Google Streetview of Marcia Road

From March 2009 we have Google Streetview. You can navigate up and down the road, with a 360 degree view. Locate Marcia Road using Google maps and click on the StreetView link.

October 2009: I have been contacted by someone with family members who lived in pre-redevelopment Marcia Road. If you can help with any memories of his family, please and I will pass on your details. He says:“My Nan (Edith – “Eadie” – Sturgess) was born and grew up in Marcia Road although I’m not sure which number. Her eldest sister Maude remained living in the family house until she passed away in the early 90s. My Nan has also sadly passed away as have all the other siblings but they all had fond memories of Marcia Road. I do believe that when my great aunt Ivy died a few years ago some of the residents of Marcia Road sent flowers to the service.

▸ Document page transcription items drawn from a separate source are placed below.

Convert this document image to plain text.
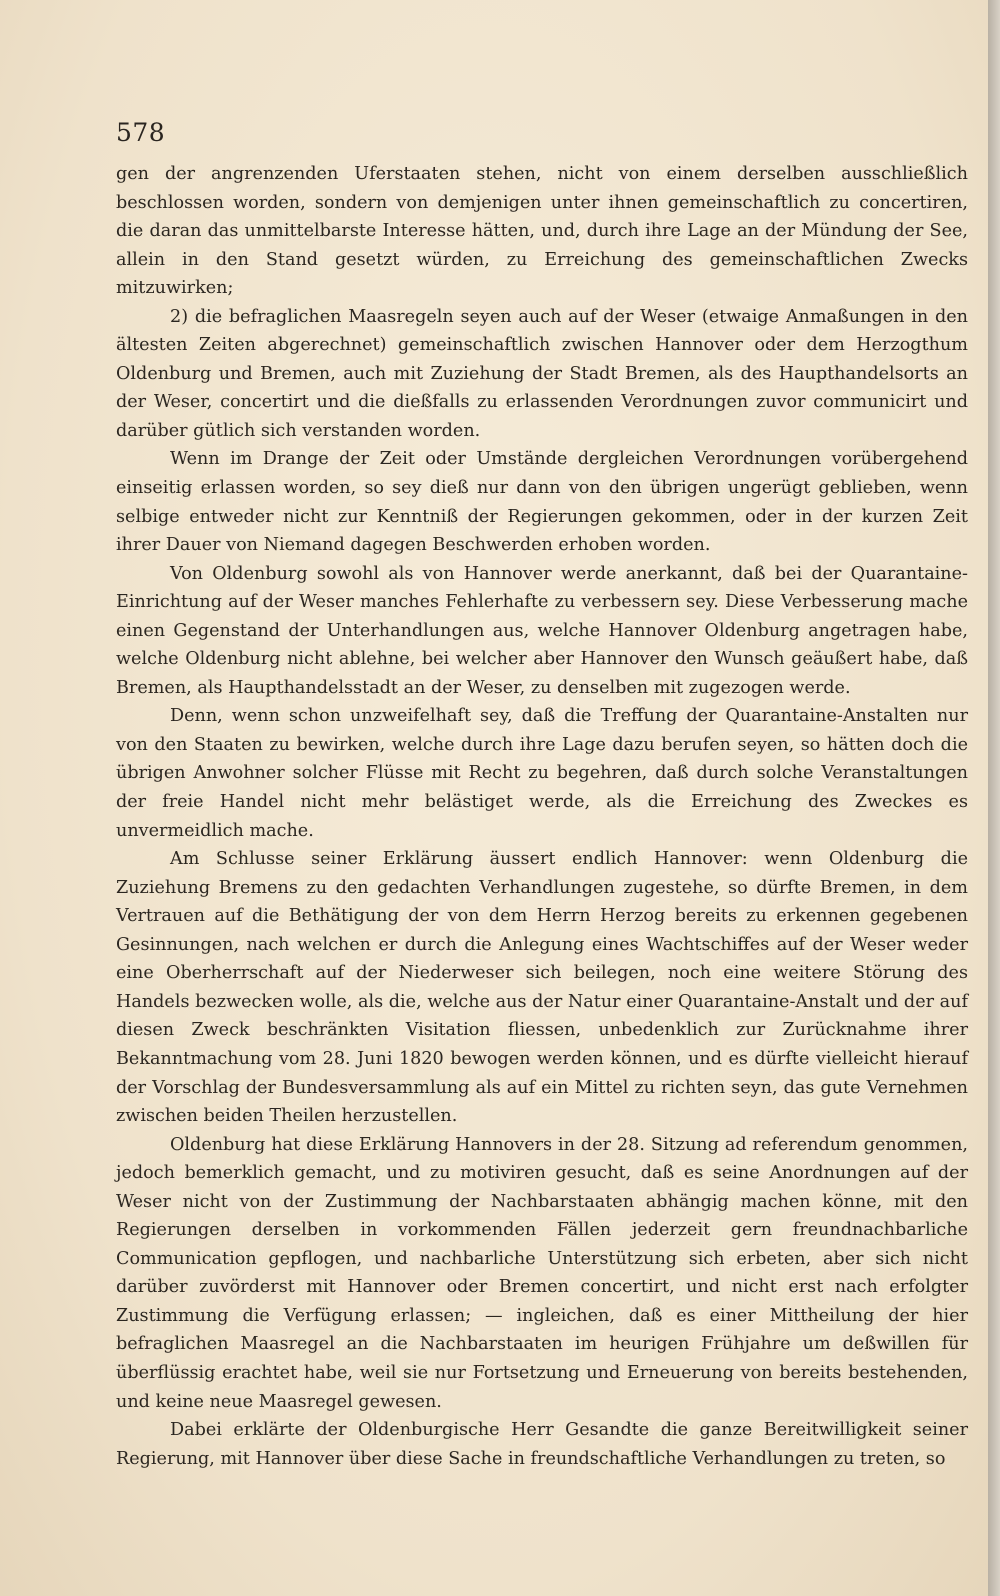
578

gen der angrenzenden Uferstaaten stehen, nicht von einem derselben ausschließlich beschlossen worden, sondern von demjenigen unter ihnen gemeinschaftlich zu concertiren, die daran das unmittelbarste Interesse hätten, und, durch ihre Lage an der Mündung der See, allein in den Stand gesetzt würden, zu Erreichung des gemeinschaftlichen Zwecks mitzuwirken;

2) die befraglichen Maasregeln seyen auch auf der Weser (etwaige Anmaßungen in den ältesten Zeiten abgerechnet) gemeinschaftlich zwischen Hannover oder dem Herzogthum Oldenburg und Bremen, auch mit Zuziehung der Stadt Bremen, als des Haupthandelsorts an der Weser, concertirt und die dießfalls zu erlassenden Verordnungen zuvor communicirt und darüber gütlich sich verstanden worden.

Wenn im Drange der Zeit oder Umstände dergleichen Verordnungen vorübergehend einseitig erlassen worden, so sey dieß nur dann von den übrigen ungerügt geblieben, wenn selbige entweder nicht zur Kenntniß der Regierungen gekommen, oder in der kurzen Zeit ihrer Dauer von Niemand dagegen Beschwerden erhoben worden.

Von Oldenburg sowohl als von Hannover werde anerkannt, daß bei der Quarantaine-Einrichtung auf der Weser manches Fehlerhafte zu verbessern sey. Diese Verbesserung mache einen Gegenstand der Unterhandlungen aus, welche Hannover Oldenburg angetragen habe, welche Oldenburg nicht ablehne, bei welcher aber Hannover den Wunsch geäußert habe, daß Bremen, als Haupthandelsstadt an der Weser, zu denselben mit zugezogen werde.

Denn, wenn schon unzweifelhaft sey, daß die Treffung der Quarantaine-Anstalten nur von den Staaten zu bewirken, welche durch ihre Lage dazu berufen seyen, so hätten doch die übrigen Anwohner solcher Flüsse mit Recht zu begehren, daß durch solche Veranstaltungen der freie Handel nicht mehr belästiget werde, als die Erreichung des Zweckes es unvermeidlich mache.

Am Schlusse seiner Erklärung äussert endlich Hannover: wenn Oldenburg die Zuziehung Bremens zu den gedachten Verhandlungen zugestehe, so dürfte Bremen, in dem Vertrauen auf die Bethätigung der von dem Herrn Herzog bereits zu erkennen gegebenen Gesinnungen, nach welchen er durch die Anlegung eines Wachtschiffes auf der Weser weder eine Oberherrschaft auf der Niederweser sich beilegen, noch eine weitere Störung des Handels bezwecken wolle, als die, welche aus der Natur einer Quarantaine-Anstalt und der auf diesen Zweck beschränkten Visitation fliessen, unbedenklich zur Zurücknahme ihrer Bekanntmachung vom 28. Juni 1820 bewogen werden können, und es dürfte vielleicht hierauf der Vorschlag der Bundesversammlung als auf ein Mittel zu richten seyn, das gute Vernehmen zwischen beiden Theilen herzustellen.

Oldenburg hat diese Erklärung Hannovers in der 28. Sitzung ad referendum genommen, jedoch bemerklich gemacht, und zu motiviren gesucht, daß es seine Anordnungen auf der Weser nicht von der Zustimmung der Nachbarstaaten abhängig machen könne, mit den Regierungen derselben in vorkommenden Fällen jederzeit gern freundnachbarliche Communication gepflogen, und nachbarliche Unterstützung sich erbeten, aber sich nicht darüber zuvörderst mit Hannover oder Bremen concertirt, und nicht erst nach erfolgter Zustimmung die Verfügung erlassen; — ingleichen, daß es einer Mittheilung der hier befraglichen Maasregel an die Nachbarstaaten im heurigen Frühjahre um deßwillen für überflüssig erachtet habe, weil sie nur Fortsetzung und Erneuerung von bereits bestehenden, und keine neue Maasregel gewesen.

Dabei erklärte der Oldenburgische Herr Gesandte die ganze Bereitwilligkeit seiner Regierung, mit Hannover über diese Sache in freundschaftliche Verhandlungen zu treten, so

Would be nice to hear from anyone who remembers the family.”

 

According to the now defunct website www.discoverbermondsey.org.uk, “Above the pub [the Thomas a Becket on Old Kent Road opposite Tesco] was a boxing gymnasium where amongst others, Henry Cooper used to train. On the top floor was a single room where David Bowie in his Ziggy Stardust guise used to rehearse with his band, Spiders from Mars.”

Henry Cooper blue plaque, Thomas a Becket pub

Marcia Road on MySpace (remember that?)

A group living in Marcia Road (2007/08?) posted songs at Marcia Road on MySpace.